Seinem Wesen nach liegt der formelle Nichtigkeitsgrund nach Z 5a nämlich nur dann vor, wenn Beweismittel, die in der Hauptverhandlung vorkamen oder vorkommen hätten können und dürfen, nach allgemein menschlicher Erfahrung gravierende Bedenken gegen die Richtigkeit der bekämpften Urteilsannahmen aufkommen lassen, das heißt - intersubjektiv gemessen an Erfahrungs- und Vernunftsätzen - eine unerträgliche Fehlentscheidung qualifiziert nahelegen. Eine über diese Prüfung erheblicher Bedenken hinausgehende Auseinandersetzung mit der Überzeugungskraft von Beweisergebnissen - wie sie die Berufung wegen Schuld im Verfahren vor dem Einzelrichter einräumt - wird nicht ermöglicht. Diesseits der Schwelle erheblicher Bedenklichkeit sind dem Obersten Gerichtshof beweiswürdigende Detailerwägungen verwehrt und somit in einer Tatsachenrüge nicht statthaft (RIS-Justiz RS0118780, RS0119583; 12 Os 122/06t mwN).
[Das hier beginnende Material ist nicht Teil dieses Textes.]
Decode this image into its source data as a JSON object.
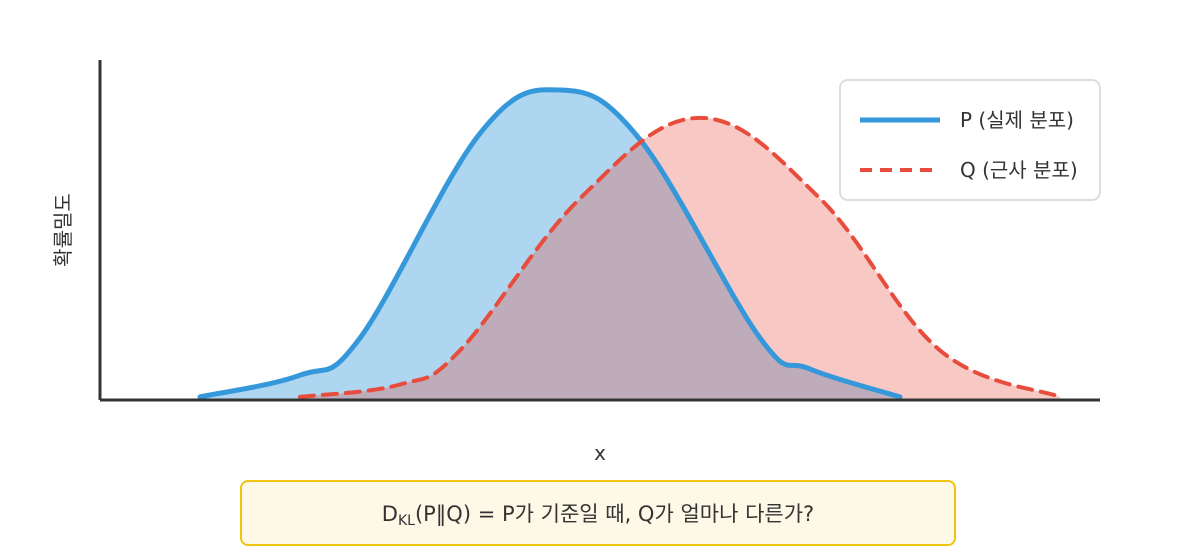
{
  "chart_data": {
    "type": "area",
    "ylabel": "확률밀도",
    "xlabel": "x",
    "grid": false,
    "legend_position": "top-right",
    "xlim": [
      0,
      10
    ],
    "ylim": [
      0,
      1.0
    ],
    "series": [
      {
        "name": "P (실제 분포)",
        "color": "#3498db",
        "line_style": "solid",
        "x": [
          1,
          2,
          2.6,
          3.8,
          4.6,
          5.4,
          6.6,
          7.1,
          8
        ],
        "y": [
          0.01,
          0.08,
          0.2,
          0.86,
          1.0,
          0.84,
          0.2,
          0.1,
          0.01
        ]
      },
      {
        "name": "Q (근사 분포)",
        "color": "#e74c3c",
        "line_style": "dashed",
        "x": [
          2,
          3,
          3.6,
          4.8,
          6.0,
          7.2,
          8.4,
          9.6
        ],
        "y": [
          0.01,
          0.05,
          0.16,
          0.65,
          0.91,
          0.65,
          0.16,
          0.01
        ]
      }
    ]
  },
  "formula": {
    "d": "D",
    "sub": "KL",
    "rest": "(P‖Q) = P가 기준일 때, Q가 얼마나 다른가?"
  }
}
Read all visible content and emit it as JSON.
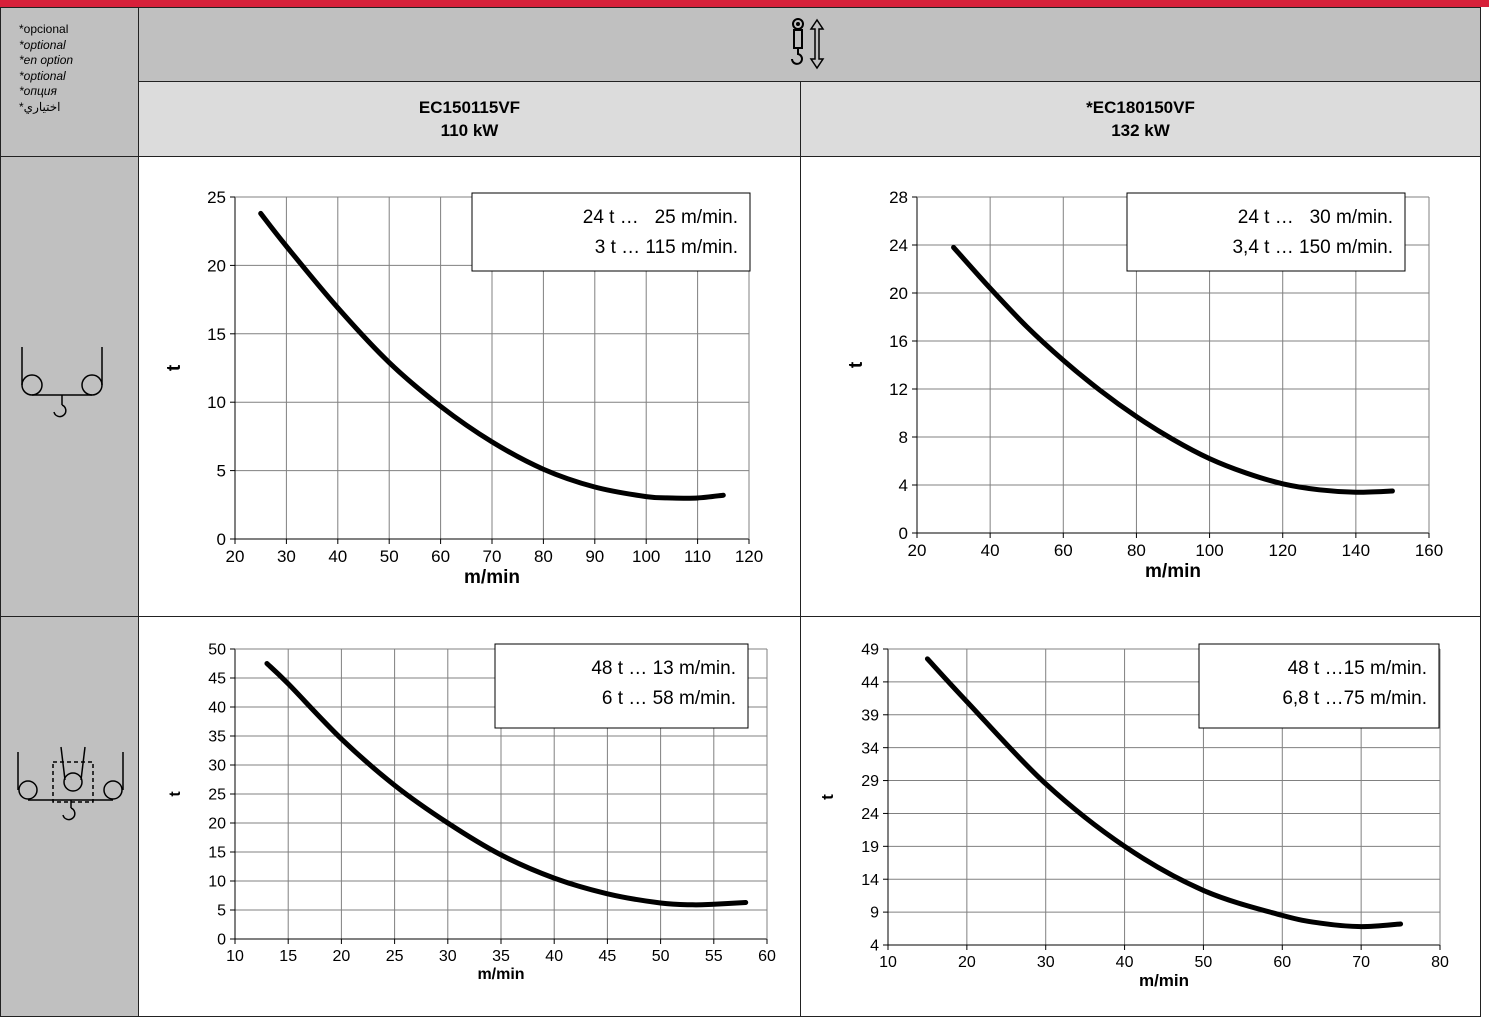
{
  "optional_labels": [
    "*opcional",
    "*optional",
    "*en option",
    "*optional",
    "*опция",
    "*اختياري"
  ],
  "colors": {
    "accent": "#d7203a",
    "header_gray": "#c0c0c0",
    "subheader_gray": "#dcdcdc"
  },
  "header_icon": "hook-hoist-updown-icon",
  "models": [
    {
      "name": "EC150115VF",
      "power": "110 kW"
    },
    {
      "name": "*EC180150VF",
      "power": "132 kW"
    }
  ],
  "row_icons": [
    "two-fall-reeving-icon",
    "four-fall-reeving-icon"
  ],
  "chart_data": [
    {
      "type": "line",
      "xlabel": "m/min",
      "ylabel": "t",
      "xlim": [
        20,
        120
      ],
      "ylim": [
        0,
        25
      ],
      "xticks": [
        "20",
        "30",
        "40",
        "50",
        "60",
        "70",
        "80",
        "90",
        "100",
        "110",
        "120"
      ],
      "yticks": [
        "0",
        "5",
        "10",
        "15",
        "20",
        "25"
      ],
      "annotation": [
        "24 t …   25 m/min.",
        "3 t … 115 m/min."
      ],
      "grid": true,
      "x": [
        25,
        30,
        40,
        50,
        60,
        70,
        80,
        90,
        100,
        105,
        110,
        115
      ],
      "y": [
        23.8,
        21.4,
        16.9,
        12.9,
        9.7,
        7.1,
        5.1,
        3.8,
        3.1,
        3.0,
        3.0,
        3.2
      ]
    },
    {
      "type": "line",
      "xlabel": "m/min",
      "ylabel": "t",
      "xlim": [
        20,
        160
      ],
      "ylim": [
        0,
        28
      ],
      "xticks": [
        "20",
        "40",
        "60",
        "80",
        "100",
        "120",
        "140",
        "160"
      ],
      "yticks": [
        "0",
        "4",
        "8",
        "12",
        "16",
        "20",
        "24",
        "28"
      ],
      "annotation": [
        "24 t …   30 m/min.",
        "3,4 t … 150 m/min."
      ],
      "grid": true,
      "x": [
        30,
        40,
        50,
        60,
        70,
        80,
        90,
        100,
        110,
        120,
        130,
        140,
        150
      ],
      "y": [
        23.8,
        20.4,
        17.2,
        14.4,
        11.9,
        9.7,
        7.8,
        6.2,
        5.0,
        4.1,
        3.6,
        3.4,
        3.5
      ]
    },
    {
      "type": "line",
      "xlabel": "m/min",
      "ylabel": "t",
      "xlim": [
        10,
        60
      ],
      "ylim": [
        0,
        50
      ],
      "xticks": [
        "10",
        "15",
        "20",
        "25",
        "30",
        "35",
        "40",
        "45",
        "50",
        "55",
        "60"
      ],
      "yticks": [
        "0",
        "5",
        "10",
        "15",
        "20",
        "25",
        "30",
        "35",
        "40",
        "45",
        "50"
      ],
      "annotation": [
        "48 t … 13 m/min.",
        "6 t … 58 m/min."
      ],
      "grid": true,
      "x": [
        13,
        15,
        20,
        25,
        30,
        35,
        40,
        45,
        50,
        53,
        55,
        58
      ],
      "y": [
        47.5,
        44.0,
        34.5,
        26.5,
        20.0,
        14.5,
        10.5,
        7.8,
        6.2,
        5.9,
        6.0,
        6.3
      ]
    },
    {
      "type": "line",
      "xlabel": "m/min",
      "ylabel": "t",
      "xlim": [
        10,
        80
      ],
      "ylim": [
        4,
        49
      ],
      "xticks": [
        "10",
        "20",
        "30",
        "40",
        "50",
        "60",
        "70",
        "80"
      ],
      "yticks": [
        "4",
        "9",
        "14",
        "19",
        "24",
        "29",
        "34",
        "39",
        "44",
        "49"
      ],
      "annotation": [
        "48 t …15 m/min.",
        "6,8 t …75 m/min."
      ],
      "grid": true,
      "x": [
        15,
        20,
        30,
        40,
        50,
        60,
        65,
        70,
        75
      ],
      "y": [
        47.5,
        41.0,
        28.5,
        19.0,
        12.3,
        8.5,
        7.3,
        6.8,
        7.2
      ]
    }
  ]
}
Die sowohl gegen § 147 Abs 1 Z 1 als auch Z 3 StGB argumentierende Subsumtionsrüge (Z 10) lässt außer Acht, dass in ihrem Rahmen ausschließlich der Vergleich des zur Anwendung gebrachten materiellen Rechts, einschließlich prozessualer Verfolgungsvoraussetzungen, mit dem festgestellten Sachverhalt zulässig ist. Bei Ausführung dieses Nichtigkeitsgrundes muss daher unter Heranziehung der tatsächlich getroffenen Urteilsfeststellungen - sofern nicht Feststellungsmängel behauptet werden - ein Vergleich mit dem darauf angewendeten Gesetz vorgenommen und auf dieser Grundlage der Einwand entwickelt werden, dass dem Erstgericht bei Beurteilung des Sachverhalts ein Fehler unterlaufen sei (RIS-Justiz RS0099810). Der Beschwerdeführer übergeht mit seinen die zivil- und handelsrechtlichen Gültigkeitserfordernisse eines Schecks auflistenden sowie bloß lapidar das Ausgeben als Beamter bezweifelnden Ausführungen die eindeutigen Annahmen des Erstgerichts (US 5 ff) und verfehlt somit die gebotene Orientierung am Verfahrensrecht.

Die Nichtigkeitsbeschwerde war daher bereits bei nichtöffentlicher Beratung sofort zurückzuweisen (§ 285d Abs 1 StPO), woraus die Zuständigkeit des Oberlandesgerichts Wien zur Entscheidung über die Berufung folgt (§ 285i StPO).

Die Kostenentscheidung gründet sich auf § 390a Abs 1 StPO).